The Aegean is also famed for its version of Tulum, a variety of cheese that was traditionally matured in an animal skin pouch. Izmir Tulum and Bergama Tulum are semi-hard cheeses made from sheep’s milk or a combination of milks, and are harder and higher in fat than traditional tulum cheeses. The best quality tulum of this variety are said to contain holes the size of a bird’s eye. Kopanisti is a salty, spicy cheese, which has been made in Greece for more than 200 years, and is sometimes referred to as “Greek Roquefort.” In Turkey, it is traditionally made in cesme and Karaburun.

There are two other cheeses produced in Central Anatolia that have similarities to Roquefort, such as Tulug (Gog), which is a sheep’s milk cheese that is kept in an earthenware pot buried upside-down in soil, and is referred to by locals as “natural penicillin.” Divle Tulum, which actually tastes more like an aged cheddar, is also similar to Roquefort in the sense that it is matured for four to six months in a cave, located in the Ayrancı district of the Karaman province, just 100 kilometers from Konya. Orgu Peynir, which hails from Diyarbakır in Southeast Anatolia, gets its name from its plaited shape. It is a salty cow’s milk cheese that is excellent for frying. Both Gaziantep and Sanlıurfa are also renowned regions for their wide variety of artisanal cheeses.

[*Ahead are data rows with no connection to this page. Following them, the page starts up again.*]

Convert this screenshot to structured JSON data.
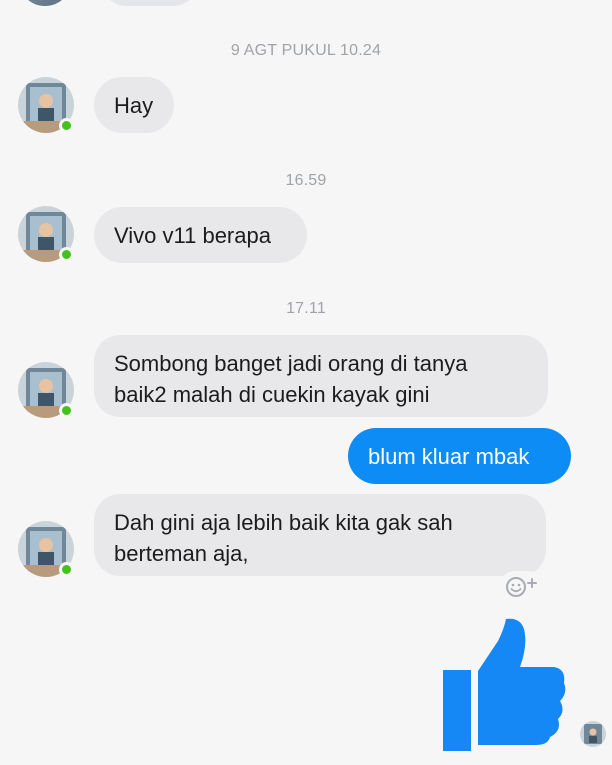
{
  "messages": {
    "timestamps": [
      "9 AGT PUKUL 10.24",
      "16.59",
      "17.11"
    ],
    "incoming": [
      {
        "text": "Hay"
      },
      {
        "text": "Vivo v11 berapa"
      },
      {
        "text": "Sombong banget jadi orang di tanya\nbaik2 malah di cuekin kayak gini"
      },
      {
        "text": "Dah gini aja lebih baik kita gak sah\nberteman aja,"
      }
    ],
    "outgoing": [
      {
        "text": "blum kluar mbak"
      }
    ]
  },
  "icons": {
    "reaction": "smiley-plus-icon",
    "like": "thumbs-up-icon",
    "presence": "online-dot-icon",
    "seen": "seen-avatar-icon"
  },
  "colors": {
    "outgoing_bubble": "#0d8cf5",
    "incoming_bubble": "#e8e8ea",
    "like_icon": "#1688f5",
    "presence_dot": "#42c21a",
    "timestamp": "#9fa3a8"
  }
}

Antakya and Hatay in the Mediterranean region are also famous cheese producers, and they make a cheese similar to buffalo mozzarella called Sunme, which is made into a rope-like form. Antakya’s Surk cheese is a round, dry and crumbly strawberry-colored cheese, flavored with a variety of spices such as zahter, red pepper and nutmeg. Hatay is also famed for its popular dessert Kunefe, which is made with shredded wheat, syrup and a salt-free curd cheese, referred to as Kunefe Cheese.The Black Sea, especially Trabzon, is also renowned for its cheeses as well as butter. Cig Kesik is a raw sheep’s milk cheese made in Samsun that derives its flavor from the mountain thyme the sheep in the region nourish on. Kargı Tulum from Çorum is considered by many to be the ultimate traditional tulum variety.

The much-loved regional dish Kuymak, also known as Muhlama, uses a special string cheese, which is also a regional specialty cheese that is mixed with corn flour and butter to make a scrumptious fondue. There is a revival in Turkey of these artisanal cheeses, and so if you are unable to visit the regions on your travels, then many of the cheeses mentioned can be purchased in specialty delicatessens in Istanbul such as Nezih Gurme and Milka on the Asian side, and Namlı in Karakoy and Antre Gourmet in Cihangir. For further research, Canadianborn expat Suzanne Swan has written a book detailing Turkey’s wide variety of cheeses, entitled “The Treasury of Turkish Cheeses” (Turkiye’nin Peynir Hazineleri).